Quantas vezes os líderes comunicam planos cheios de ambiguidade, carregados de ideias irreais e carismáticas apenas para confundir e frustrar os funcionários? Tantas vezes dizemos que queremos uma “growth strategy” só porque pensamos que ser maior é melhor. Isto não é uma estratégia com substância.
Lúcia Soares
Recentemente li o livro “Good Strategy Bad Strategy”, de Richard Rumelt, um “gigante no mundo da estratégia”. E compreendi o que tenho visto nos meus 19 anos de carreira em gestão – tenho tido alguns palpites – mas não uma compreensão total sobre a falta de substância em muitas das estratégias empresariais de hoje.
A análise clara de Rumelt demonstra o que acontece: a palavra “estratégia” passou a ser uma coisa banal, uma “mistura de cultura pop, slogans para motivar e simples business buzz” que não faz sentido e que não tem substância. Rumelt argumenta que atualmente as empresas precisam de líderes que estão focados na definição de uma estratégia, de uma síntese que contém “um diagnóstico, uma orientação, e uma ação coerente”. Ele frisa que os líderes têm de “estar dispostos e ser capazes de dizer não a uma variedade de ações e interesses” e têm de superar a superfície para chegar à substância.
Quantas vezes os líderes comunicam planos cheios de ambiguidade, carregados de ideias irreais e carismáticas apenas para confundir e frustrar os seus funcionários? Tantas vezes dizemos que queremos uma “growth strategy” só porque pensamos que ser maior é melhor. Isto não é uma estratégia com substância. Uma estratégia com substância define um desafio e um plano concreto com as ações e recursos necessários para encaminhar a organização para o sucesso.
Recordo o meu primeiro ano na universidade, quando a minha professora de literatura entrou na sala depois de ter lido os nossos primeiros trabalhos. Basta dizer que ela não estava contente. Depois de pregar sobre a importância de definir uma tese, de ter um ponto de vista claro e apoiado por argumentos concretos, disse-nos o que verdadeiramente pensava sobre a nossa maneira de escrever. “Parece que vocês se sentam em frente do computador e começam a escrever o que lhes vem à mente, “bla bla bla” – aquilo que entra na vossa cabeça, que soa bem, é o que vocês escrevem, sem sequer pensar no que dizem ou qual o argumento que querem explicar”. Bingo. É exatamente o que Rumelt diz no seu livro, e é exatamente o que encontramos na cultura moderna, nos líderes de negócios, e até nos políticos de hoje. Apenas se diz o que soa bem, o que nos parece que vai fazer os outros sentirem-se bem, o que vai fazer com que os outros sorriam. Mas, tal como no famoso anúncio americano do Wendy’s (fast food) – é tempo de perguntar “where’s the beef?”. Onde está a substância?
Chegámos ao fim de 2016, um ano controverso e dividido entre os “liberais e conservadores”, os “populistas e as elites”, os apoiantes do “Brexit e contra-Brexit”, os apoiantes de “Trump contra Hillary”… Devemos dar um passo atrás e perguntar – onde está a substância? Qual é o problema que queremos resolver e qual é a estratégia que se propõe? Quais são os argumentos justificados, os factos, os detalhes? Qual é o foco concentrado de recursos, a vantagem competitiva para abordar os principais desafios que enfrentamos? Em vez de ir com o “bla bla bla”, que soa tão bem aos nossos ouvidos, vamos enfrentar o trabalho duro e necessário de colocar de lado as nossas emoções superficiais e concentrarmo-nos nas questões que exigem pensamento crítico, compaixão e engenho criativo.

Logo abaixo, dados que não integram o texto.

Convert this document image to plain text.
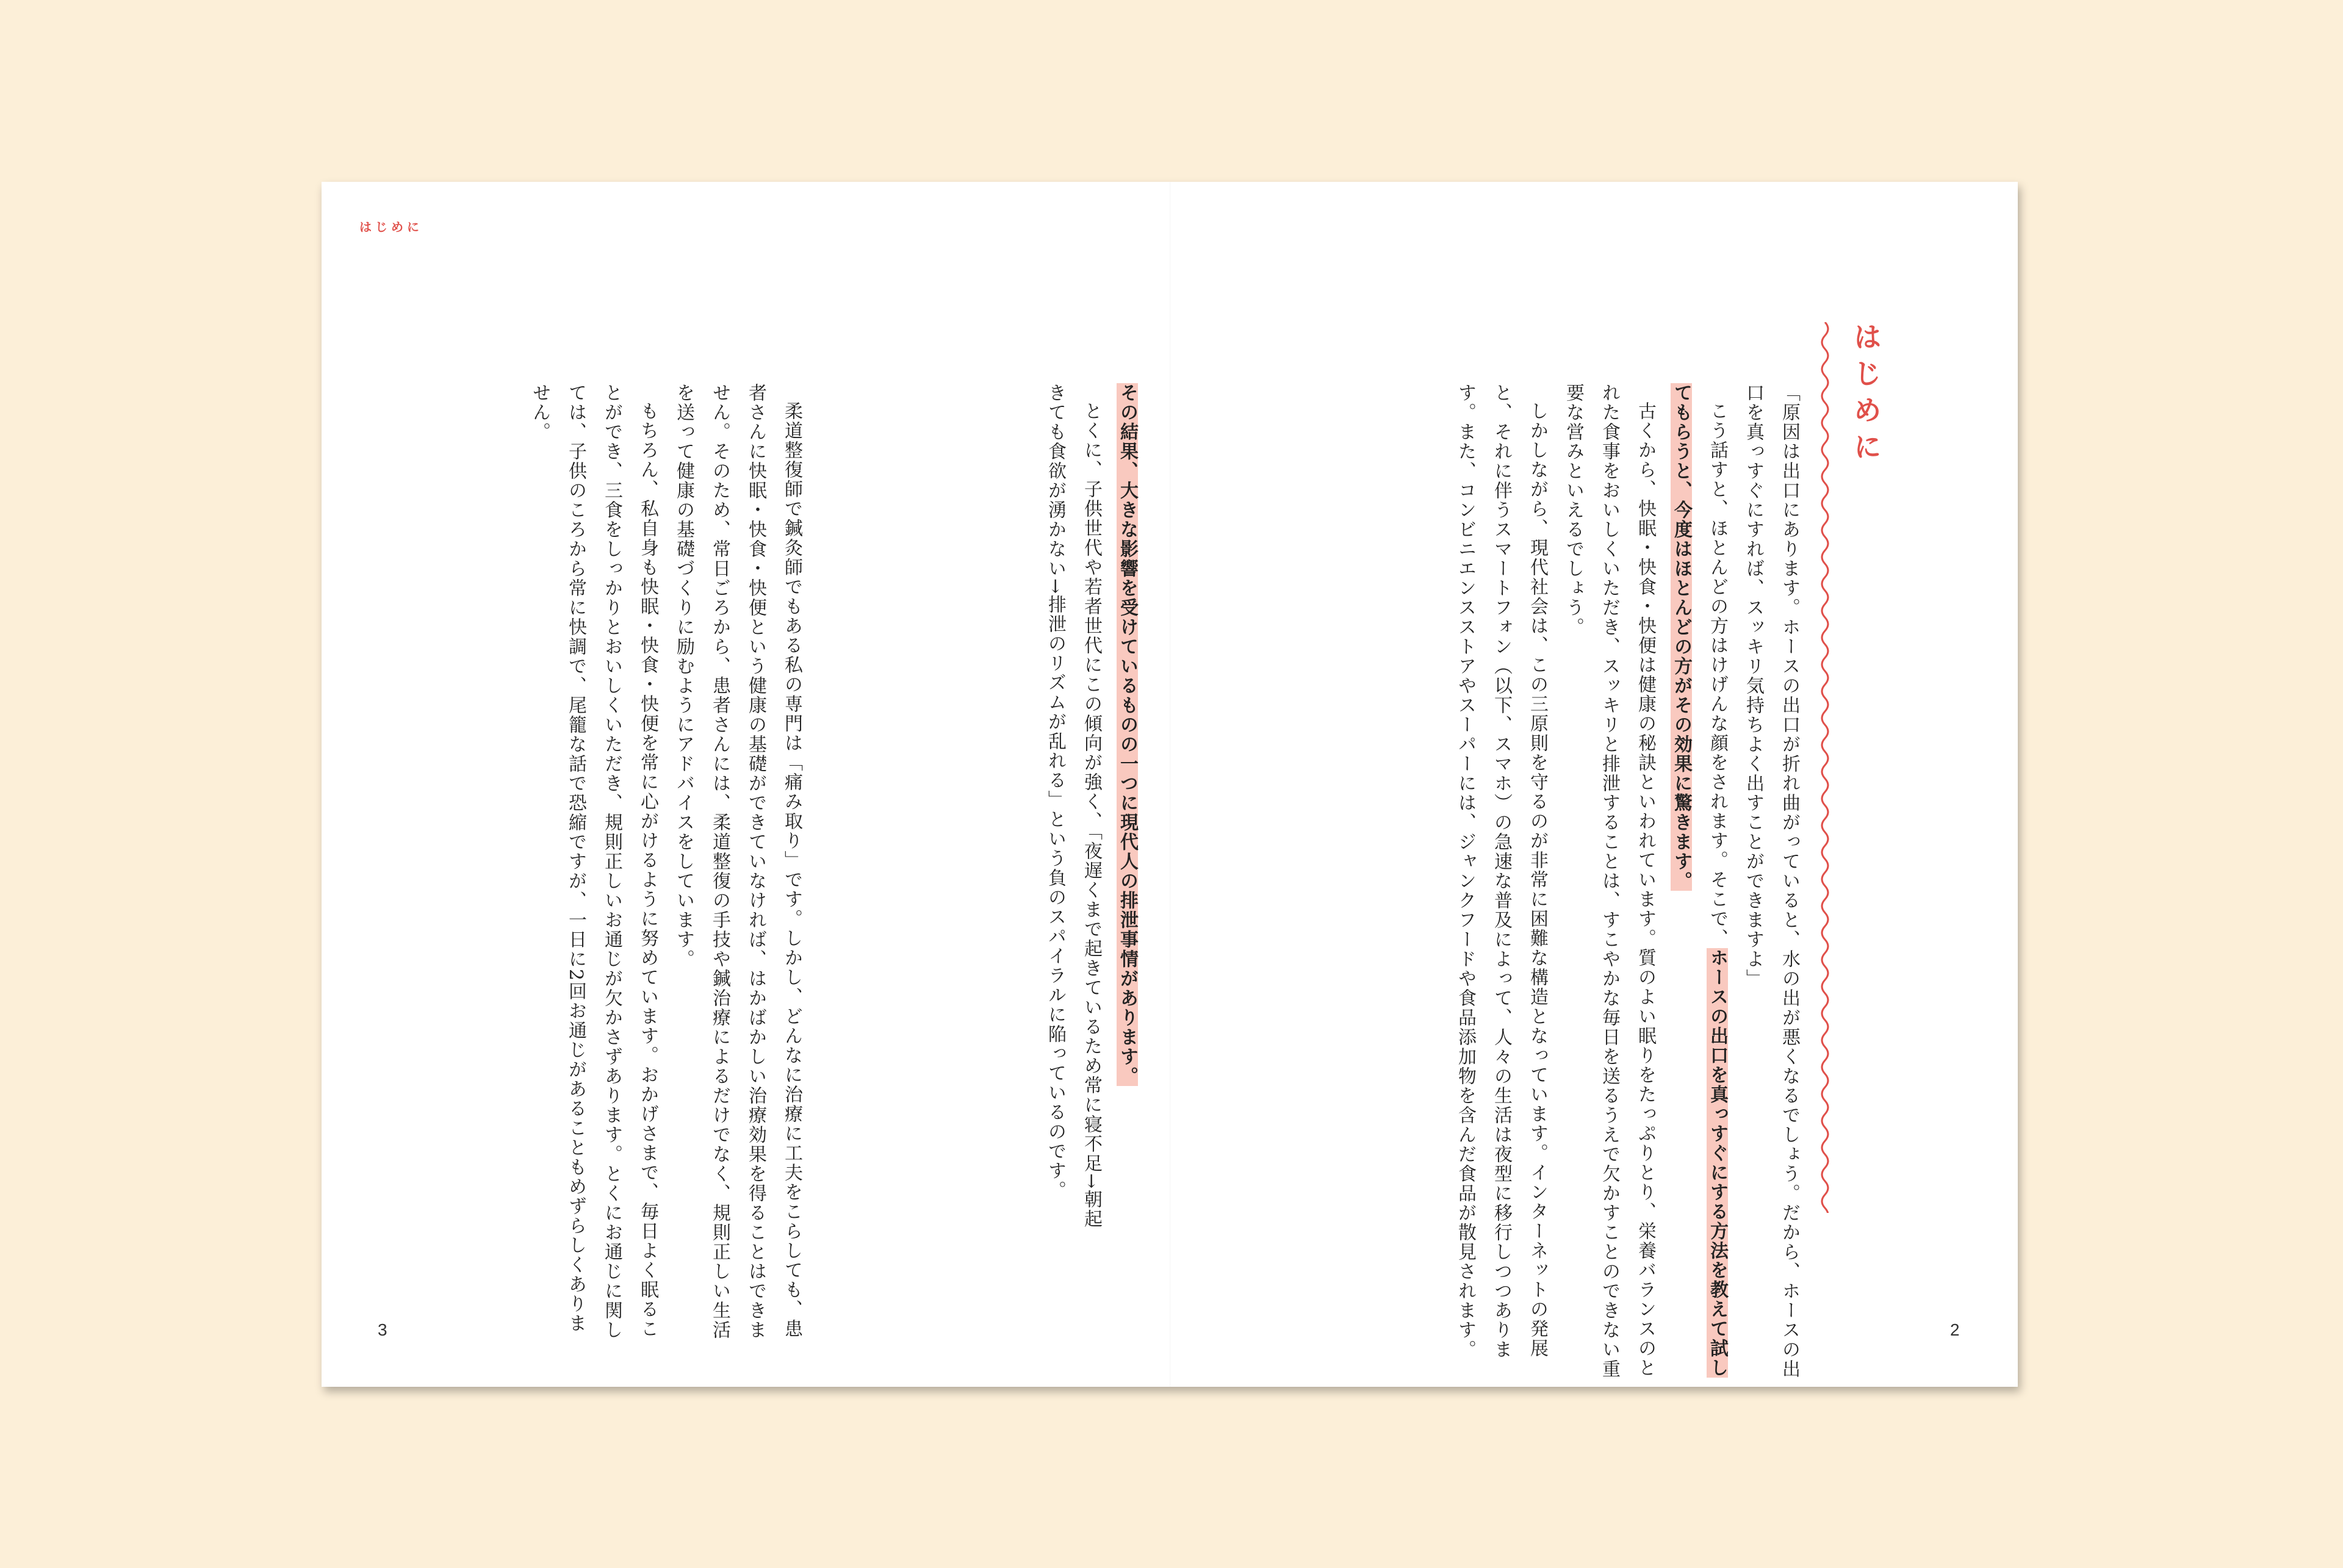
はじめに
はじめに

「原因は出口にあります。ホースの出口が折れ曲がっていると、水の出が悪くなるでしょう。だから、ホースの出口を真っすぐにすれば、スッキリ気持ちよく出すことができますよ」

こう話すと、ほとんどの方はけげんな顔をされます。そこで、ホースの出口を真っすぐにする方法を教えて試してもらうと、今度はほとんどの方がその効果に驚きます。

古くから、快眠・快食・快便は健康の秘訣といわれています。質のよい眠りをたっぷりとり、栄養バランスのとれた食事をおいしくいただき、スッキリと排泄することは、すこやかな毎日を送るうえで欠かすことのできない重要な営みといえるでしょう。

しかしながら、現代社会は、この三原則を守るのが非常に困難な構造となっています。インターネットの発展と、それに伴うスマートフォン（以下、スマホ）の急速な普及によって、人々の生活は夜型に移行しつつあります。また、コンビニエンスストアやスーパーには、ジャンクフードや食品添加物を含んだ食品が散見されます。

その結果、大きな影響を受けているものの一つに現代人の排泄事情があります。

とくに、子供世代や若者世代にこの傾向が強く、「夜遅くまで起きているため常に寝不足→朝起きても食欲が湧かない→排泄のリズムが乱れる」という負のスパイラルに陥っているのです。

柔道整復師で鍼灸師でもある私の専門は「痛み取り」です。しかし、どんなに治療に工夫をこらしても、患者さんに快眠・快食・快便という健康の基礎ができていなければ、はかばかしい治療効果を得ることはできません。そのため、常日ごろから、患者さんには、柔道整復の手技や鍼治療によるだけでなく、規則正しい生活を送って健康の基礎づくりに励むようにアドバイスをしています。

もちろん、私自身も快眠・快食・快便を常に心がけるように努めています。おかげさまで、毎日よく眠ることができ、三食をしっかりとおいしくいただき、規則正しいお通じが欠かさずあります。とくにお通じに関しては、子供のころから常に快調で、尾籠な話で恐縮ですが、一日に2回お通じがあることもめずらしくありません。

3	2
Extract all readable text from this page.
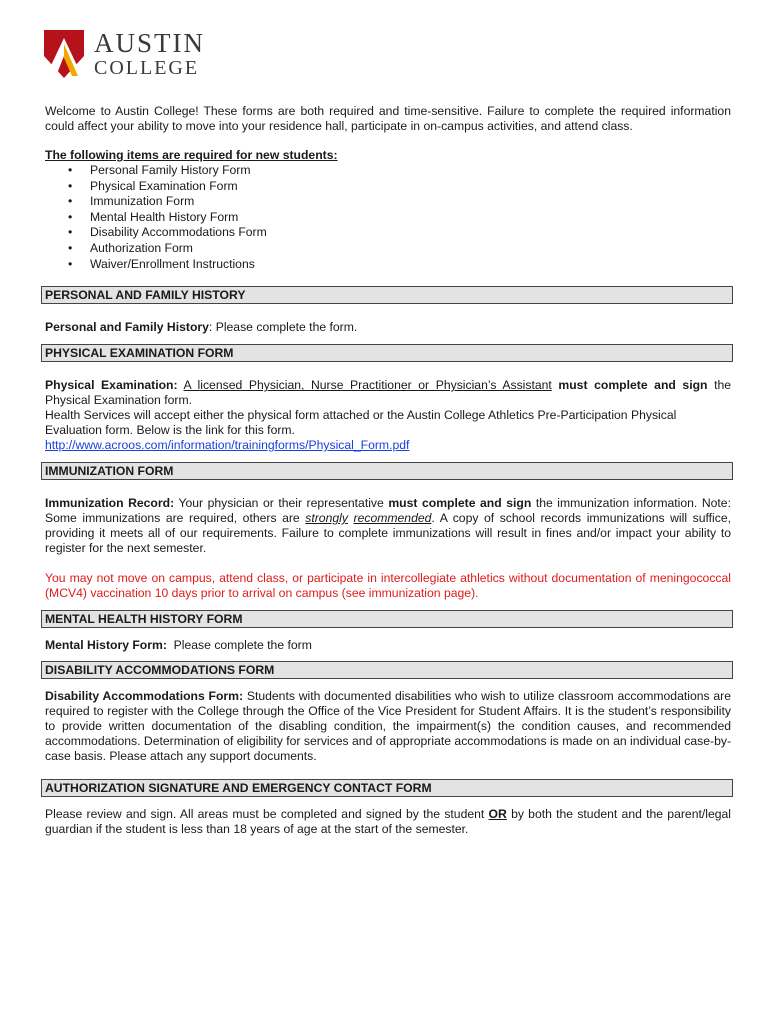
AUSTIN
COLLEGE

Welcome to Austin College! These forms are both required and time-sensitive. Failure to complete the required information could affect your ability to move into your residence hall, participate in on-campus activities, and attend class.

The following items are required for new students:

• Personal Family History Form
• Physical Examination Form
• Immunization Form
• Mental Health History Form
• Disability Accommodations Form
• Authorization Form
• Waiver/Enrollment Instructions
PERSONAL AND FAMILY HISTORY

Personal and Family History: Please complete the form.

PHYSICAL EXAMINATION FORM

Physical Examination: A licensed Physician, Nurse Practitioner or Physician’s Assistant must complete and sign the Physical Examination form.

Health Services will accept either the physical form attached or the Austin College Athletics Pre-Participation Physical Evaluation form. Below is the link for this form.

http://www.acroos.com/information/trainingforms/Physical_Form.pdf

IMMUNIZATION FORM

Immunization Record: Your physician or their representative must complete and sign the immunization information. Note: Some immunizations are required, others are strongly recommended. A copy of school records immunizations will suffice, providing it meets all of our requirements. Failure to complete immunizations will result in fines and/or impact your ability to register for the next semester.

You may not move on campus, attend class, or participate in intercollegiate athletics without documentation of meningococcal (MCV4) vaccination 10 days prior to arrival on campus (see immunization page).

MENTAL HEALTH HISTORY FORM

Mental History Form:  Please complete the form

DISABILITY ACCOMMODATIONS FORM

Disability Accommodations Form: Students with documented disabilities who wish to utilize classroom accommodations are required to register with the College through the Office of the Vice President for Student Affairs. It is the student’s responsibility to provide written documentation of the disabling condition, the impairment(s) the condition causes, and recommended accommodations. Determination of eligibility for services and of appropriate accommodations is made on an individual case-by-case basis. Please attach any support documents.

AUTHORIZATION SIGNATURE AND EMERGENCY CONTACT FORM

Please review and sign. All areas must be completed and signed by the student OR by both the student and the parent/legal guardian if the student is less than 18 years of age at the start of the semester.
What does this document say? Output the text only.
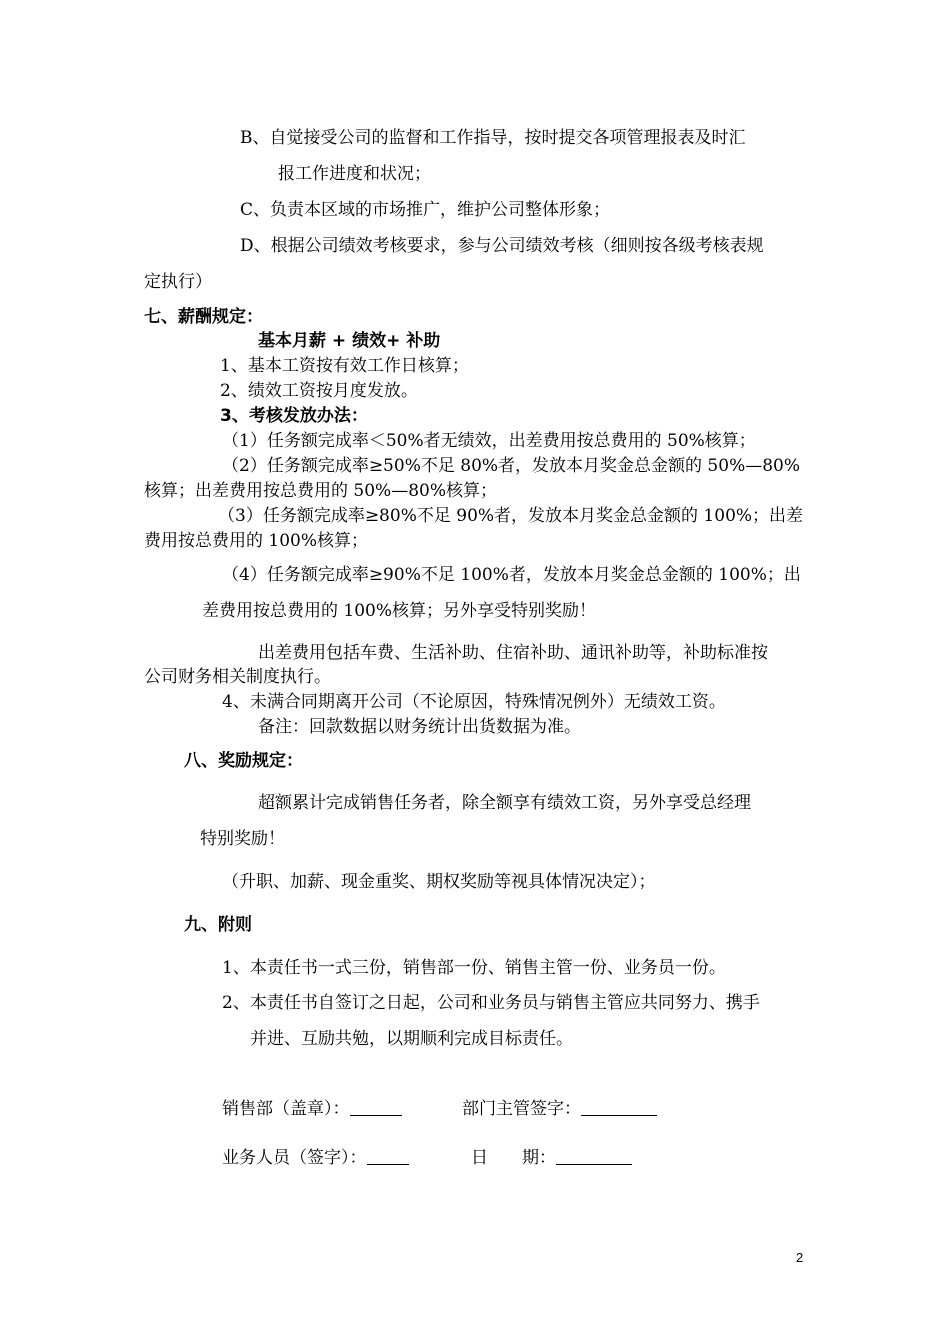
B、自觉接受公司的监督和工作指导，按时提交各项管理报表及时汇
报工作进度和状况；
C、负责本区域的市场推广，维护公司整体形象；
D、根据公司绩效考核要求，参与公司绩效考核（细则按各级考核表规
定执行）
七、薪酬规定：
基本月薪 + 绩效+ 补助
1、基本工资按有效工作日核算；
2、绩效工资按月度发放。
3、考核发放办法：
（1）任务额完成率＜50%者无绩效，出差费用按总费用的 50%核算；
（2）任务额完成率≥50%不足 80%者，发放本月奖金总金额的 50%—80%
核算；出差费用按总费用的 50%—80%核算；
（3）任务额完成率≥80%不足 90%者，发放本月奖金总金额的 100%；出差
费用按总费用的 100%核算；
（4）任务额完成率≥90%不足 100%者，发放本月奖金总金额的 100%；出
差费用按总费用的 100%核算；另外享受特别奖励！
出差费用包括车费、生活补助、住宿补助、通讯补助等，补助标准按
公司财务相关制度执行。
4、未满合同期离开公司（不论原因，特殊情况例外）无绩效工资。
备注：回款数据以财务统计出货数据为准。
八、奖励规定：
超额累计完成销售任务者，除全额享有绩效工资，另外享受总经理
特别奖励！
（升职、加薪、现金重奖、期权奖励等视具体情况决定）；
九、附则
1、本责任书一式三份，销售部一份、销售主管一份、业务员一份。
2、本责任书自签订之日起，公司和业务员与销售主管应共同努力、携手
并进、互励共勉，以期顺利完成目标责任。
销售部（盖章）：	部门主管签字：
业务人员（签字）：	日　　期：
2
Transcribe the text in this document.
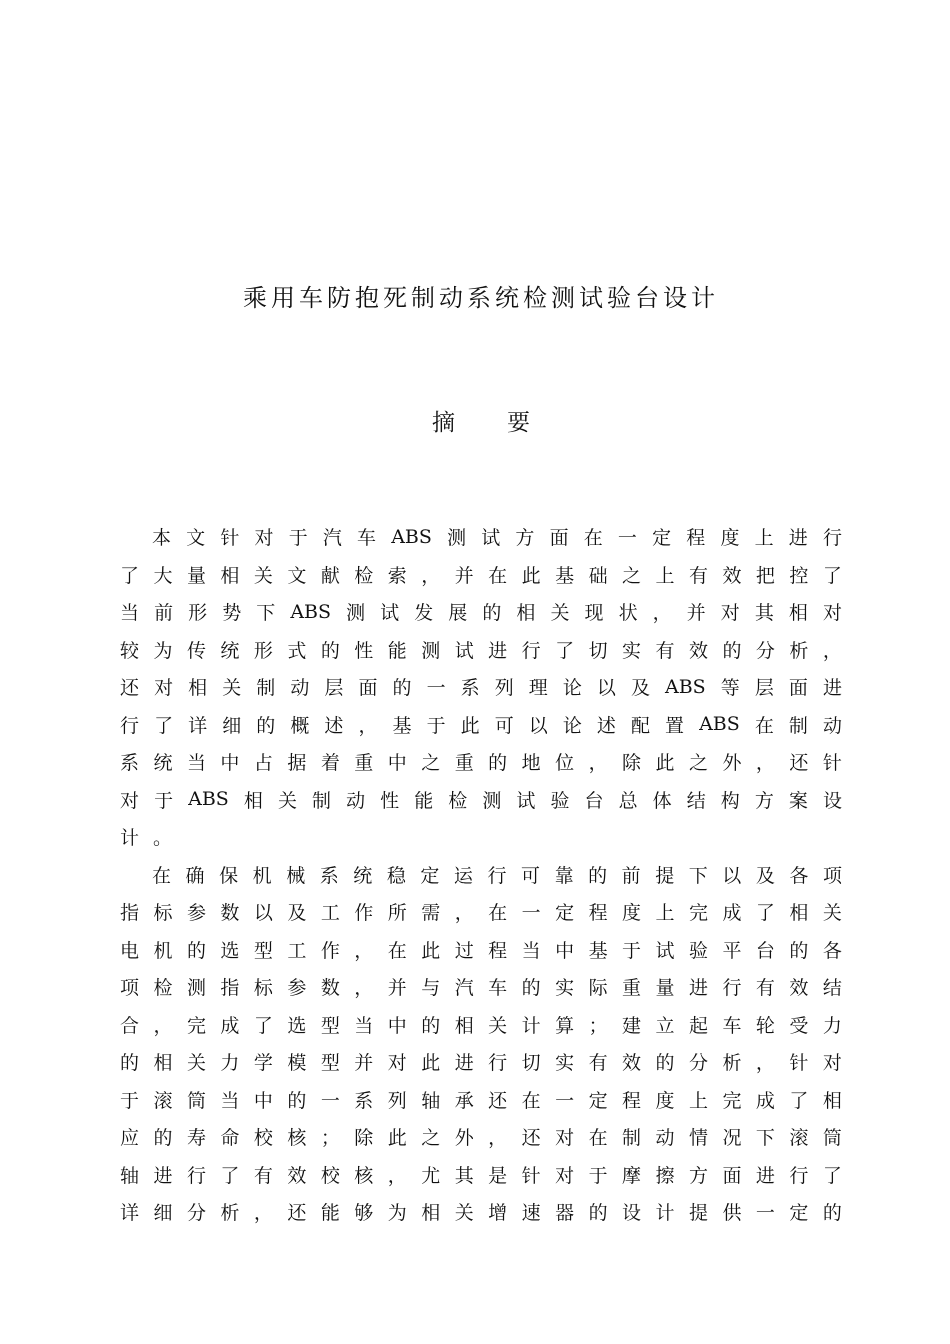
乘用车防抱死制动系统检测试验台设计
摘 要
本 文 针 对 于 汽 车 ABS 测 试 方 面 在 一 定 程 度 上 进 行
了 大 量 相 关 文 献 检 索 ， 并 在 此 基 础 之 上 有 效 把 控 了
当 前 形 势 下 ABS 测 试 发 展 的 相 关 现 状 ， 并 对 其 相 对
较 为 传 统 形 式 的 性 能 测 试 进 行 了 切 实 有 效 的 分 析 ，
还 对 相 关 制 动 层 面 的 一 系 列 理 论 以 及 ABS 等 层 面 进
行 了 详 细 的 概 述 ， 基 于 此 可 以 论 述 配 置 ABS 在 制 动
系 统 当 中 占 据 着 重 中 之 重 的 地 位 ， 除 此 之 外 ， 还 针
对 于 ABS 相 关 制 动 性 能 检 测 试 验 台 总 体 结 构 方 案 设
计 。
在 确 保 机 械 系 统 稳 定 运 行 可 靠 的 前 提 下 以 及 各 项
指 标 参 数 以 及 工 作 所 需 ， 在 一 定 程 度 上 完 成 了 相 关
电 机 的 选 型 工 作 ， 在 此 过 程 当 中 基 于 试 验 平 台 的 各
项 检 测 指 标 参 数 ， 并 与 汽 车 的 实 际 重 量 进 行 有 效 结
合 ， 完 成 了 选 型 当 中 的 相 关 计 算 ； 建 立 起 车 轮 受 力
的 相 关 力 学 模 型 并 对 此 进 行 切 实 有 效 的 分 析 ， 针 对
于 滚 筒 当 中 的 一 系 列 轴 承 还 在 一 定 程 度 上 完 成 了 相
应 的 寿 命 校 核 ； 除 此 之 外 ， 还 对 在 制 动 情 况 下 滚 筒
轴 进 行 了 有 效 校 核 ， 尤 其 是 针 对 于 摩 擦 方 面 进 行 了
详 细 分 析 ， 还 能 够 为 相 关 增 速 器 的 设 计 提 供 一 定 的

É tempo de regressar à raiz da questão da substância e da “Good Strategy.”
12-12-2016
Lúcia Soares, vice-presidente de healthcare technology strategy na Johnson & Johnson (J&J) nos EUA, é responsável pela coordenação e priorização dos esforços de inovação em tecnologia de saúde na companhia, fazendo a ligação com os objetivos críticos de negócio que aceleram o crescimento. Nos últimos 13 anos a luso-americana ocupou cargos de crescente responsabilidade na área de TI da J&J, com a criação de estratégias de sistemas de tecnologia, priorizando os portefólios de iniciativas de sistemas e fornecendo soluções. Antes esteve na empresa de consultoria em marketing interativo SBI, onde chefiou as áreas de project management office e de experiência do utilizador.
Filha de imigrantes açorianos, casada e mãe de duas meninas, vive em San Jose, na Califórnia, EUA. Inspirada pela literatura, línguas, e a comunidade, tem um mestrado em Administração de Empresas pela Universidade Estadual de San Jose, um mestrado em Literatura pela Universidade da Califórnia, e é bacharel em Línguas Estrangeiras pela Universidade Estadual de San Jose.